Procedure over Multiple Appointments

When Enter Treatment, group procedures that occur over multiple visits.

Group for Multiple Visits

Procedures can be grouped as a reminder to only send the claim when all procedures have been completed.

In the Chart Module, highlight the procedures, then right-click and select Group for Multiple Visits.

Alternatively, when setting up a Procedure Button Edit, mark the button as Group for Multiple Visits.

When one of the grouped procedures is set complete, it will display with a status of Complete (In Process) in the Procedure Info window and Account Module. Once all procedures in the group have been set complete or procedures are ungrouped, the In Process status will be removed.

Once procedures are grouped, they can be ungrouped when needed. In the Chart Module, right-click on a grouped procedure and select View Multivisit Group(s).

The View Multi Visit Group window will open.

Insurance Estimates

If grouped treatment spans multiple benefit years, the current benefit year is used to calculate insurance estimates, rather than considering the benefit year when treatment began.

For example, if a patient met their annual max when completing their first visit, but schedules remaining treatment for the following benefit year, only the benefits used for the current year are considered, so treatment should no longer be over annual max.

Claims

Claims that include procedures grouped for multiple visits will be assigned a Claim Status of Hold for In Process.

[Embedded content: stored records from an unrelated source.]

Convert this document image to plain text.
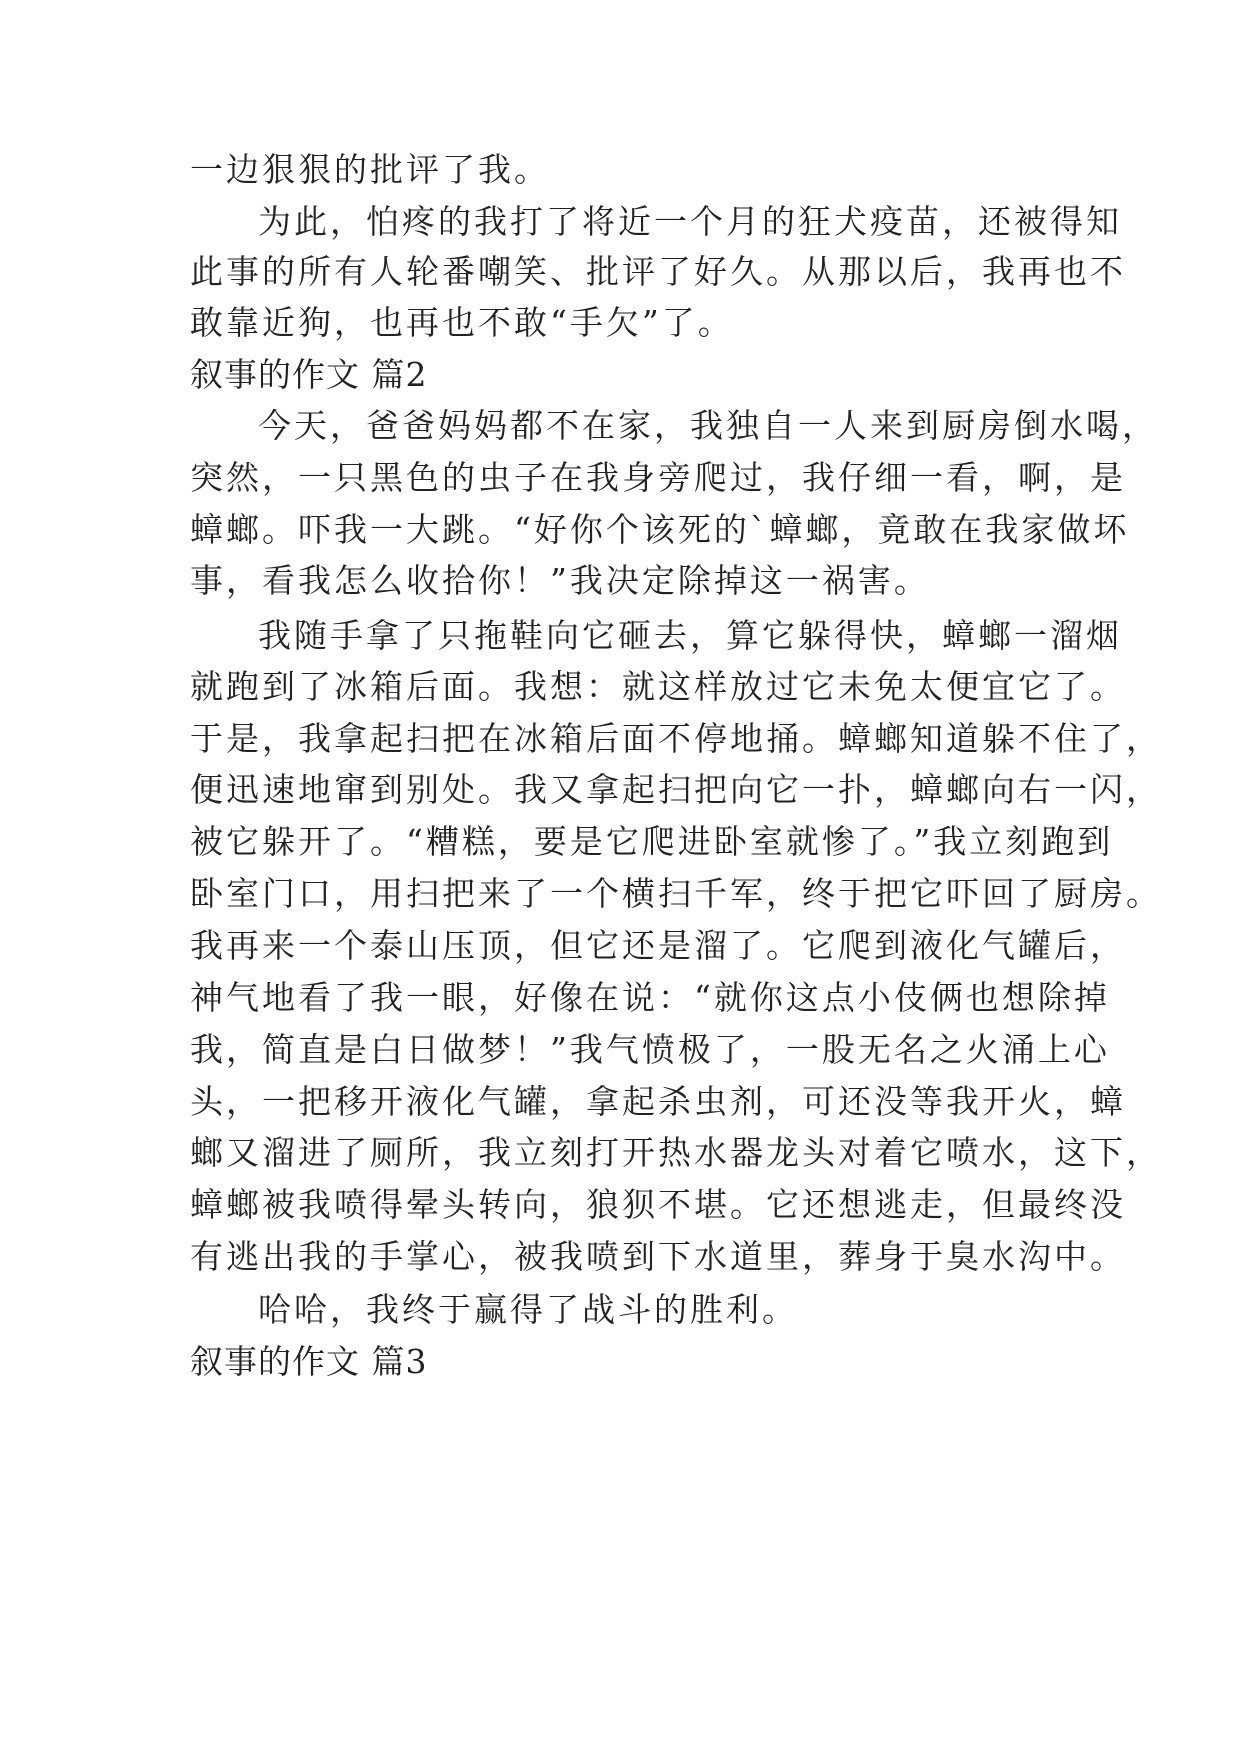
一边狠狠的批评了我。
为此，怕疼的我打了将近一个月的狂犬疫苗，还被得知
此事的所有人轮番嘲笑、批评了好久。从那以后，我再也不
敢靠近狗，也再也不敢“手欠”了。
叙事的作文 篇2
今天，爸爸妈妈都不在家，我独自一人来到厨房倒水喝，
突然，一只黑色的虫子在我身旁爬过，我仔细一看，啊，是
蟑螂。吓我一大跳。“好你个该死的`蟑螂，竟敢在我家做坏
事，看我怎么收拾你！”我决定除掉这一祸害。
我随手拿了只拖鞋向它砸去，算它躲得快，蟑螂一溜烟
就跑到了冰箱后面。我想：就这样放过它未免太便宜它了。
于是，我拿起扫把在冰箱后面不停地捅。蟑螂知道躲不住了，
便迅速地窜到别处。我又拿起扫把向它一扑，蟑螂向右一闪，
被它躲开了。“糟糕，要是它爬进卧室就惨了。”我立刻跑到
卧室门口，用扫把来了一个横扫千军，终于把它吓回了厨房。
我再来一个泰山压顶，但它还是溜了。它爬到液化气罐后，
神气地看了我一眼，好像在说：“就你这点小伎俩也想除掉
我，简直是白日做梦！”我气愤极了，一股无名之火涌上心
头，一把移开液化气罐，拿起杀虫剂，可还没等我开火，蟑
螂又溜进了厕所，我立刻打开热水器龙头对着它喷水，这下，
蟑螂被我喷得晕头转向，狼狈不堪。它还想逃走，但最终没
有逃出我的手掌心，被我喷到下水道里，葬身于臭水沟中。
哈哈，我终于赢得了战斗的胜利。
叙事的作文 篇3
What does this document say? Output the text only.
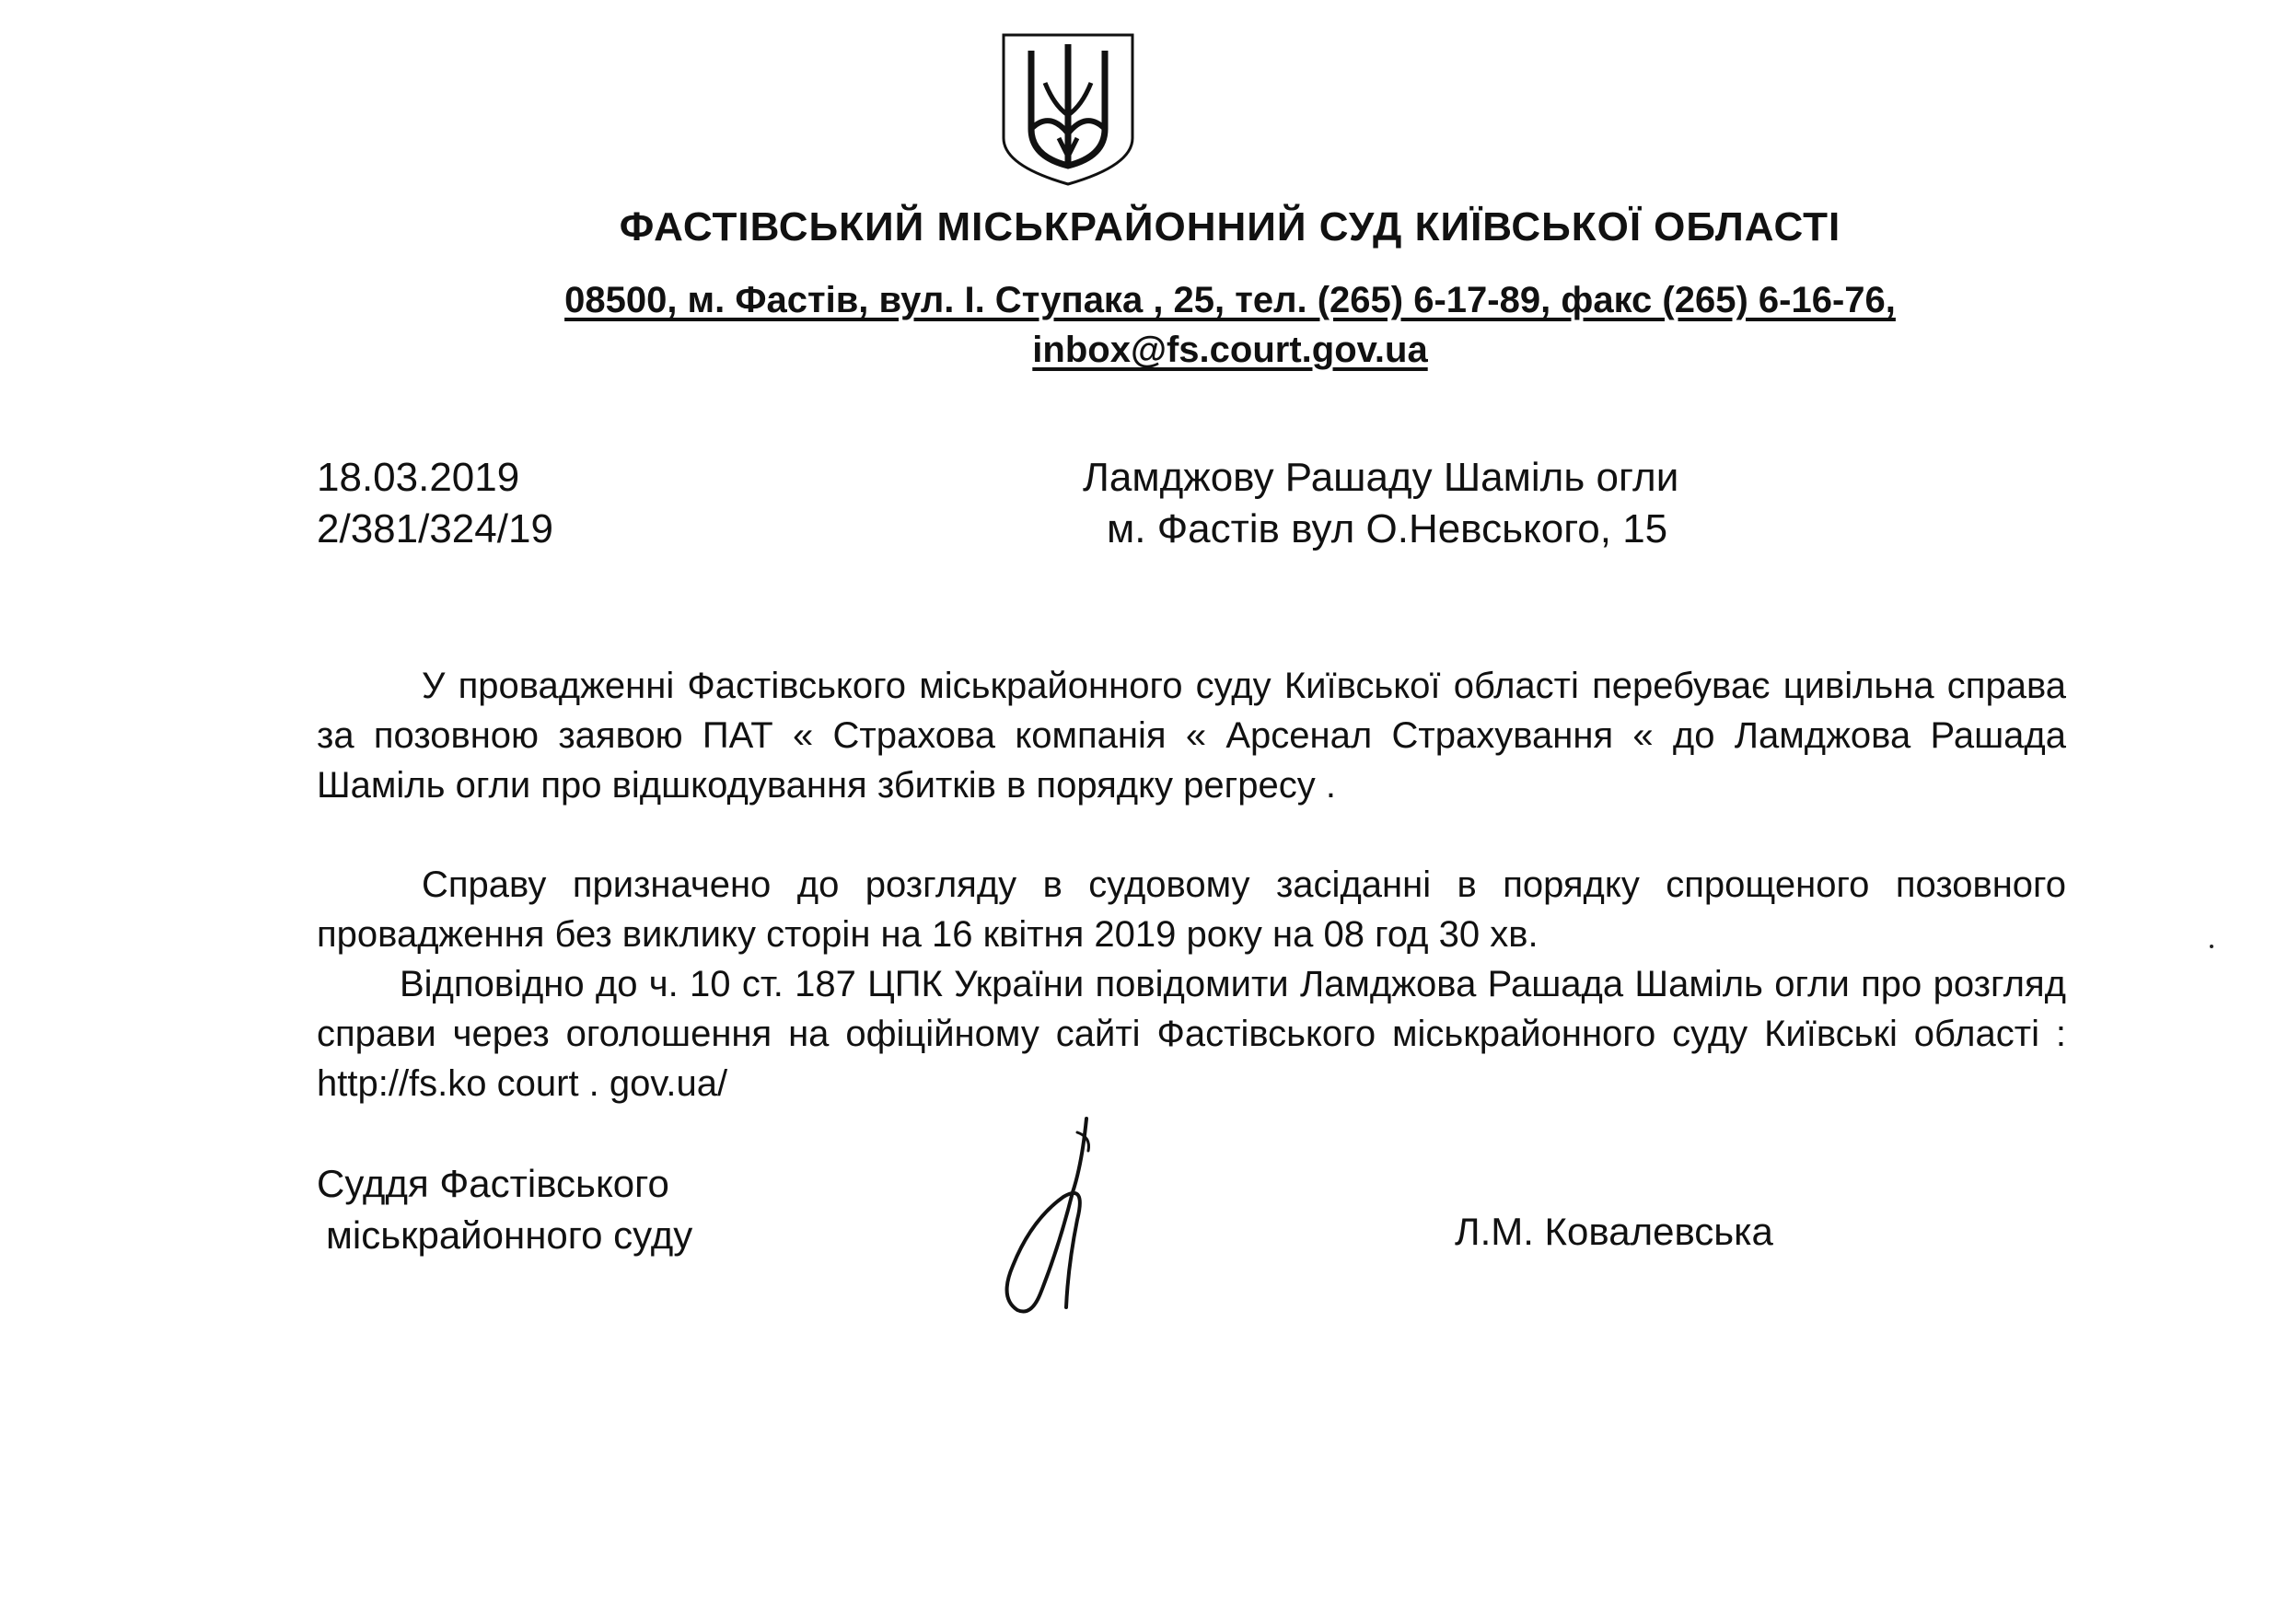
ФАСТІВСЬКИЙ МІСЬКРАЙОННИЙ СУД КИЇВСЬКОЇ ОБЛАСТІ
08500, м. Фастів, вул. І. Ступака , 25, тел. (265) 6-17-89, факс (265) 6-16-76,
inbox@fs.court.gov.ua
18.03.2019
2/381/324/19
Ламджову Рашаду Шаміль огли
м. Фастів вул О.Невського, 15
У провадженні Фастівського міськрайонного суду Київської області перебуває цивільна справа за позовною заявою ПАТ « Страхова компанія « Арсенал Страхування « до Ламджова Рашада Шаміль огли про відшкодування збитків в порядку регресу .
Справу призначено до розгляду в судовому засіданні в порядку спрощеного позовного провадження без виклику сторін на 16 квітня 2019 року на 08 год 30 хв.
Відповідно до ч. 10 ст. 187 ЦПК України повідомити Ламджова Рашада Шаміль огли про розгляд справи через оголошення на офіційному сайті Фастівського міськрайонного суду Київські області : http://fs.ko court . gov.ua/
Суддя Фастівського
міськрайонного суду	Л.М. Ковалевська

If completed procedures are grouped with treatment planned procedures after a claim has been created and the claim status is Waiting to Send, Hold until Pri Received, or Unsent the claim status will be changed to Hold for In Process.

Once all procedures in the group have been set complete or remaining treatment planned procedures are ungrouped, the claim status will be changed to Waiting to Send. The claim status cannot be changed if any procedure status is Complete (In Process). See Claim: Claim Status.

If a claim needs to be sent prior to other procedures in the group being completed, ungroup the completed procedures to send the claim.

When grouped, all procedure dates on the claim default to the date of the last procedure completed.

Fees

For crowns, bridges, dentures, partials, etc., there is usually a prep or impression appointment and then a seat or deliver appointment. The fee is either charged at the first appointment or the last appointment. Decide which method to use before setting up the Procedure Codes.

Note: Some insurance companies prefer the procedure to be billed on the prep date, though many do request to be billed on the seat date. The insurance company may have a clause that the coverage date of the patient may only apply to the seat date.

Fee due at first appointment: If the practice chooses to bill procedure fees at the first appointment, consider the following steps.

  1. For the first appointment, use the standard ADA procedure codes to bill any applicable fees.
  2. For the second appointment, use a special no-fee procedure code. Mark Do Not Bill Ins on the Procedure (Do not usually bill to ins can be set on the Procedure Code to check this by default). Set the procedure Amount to $0.

Fee due at the second or last appointment: If the practice chooses to bill procedure fees at the second or last appointment, consider the following steps. This method tends to more closely follow most insurance company policies.

  1. For the first appointment, use the no-fee procedure code.
  2. For the second appointment, use the standard ADA procedure codes to bill any applicable fees.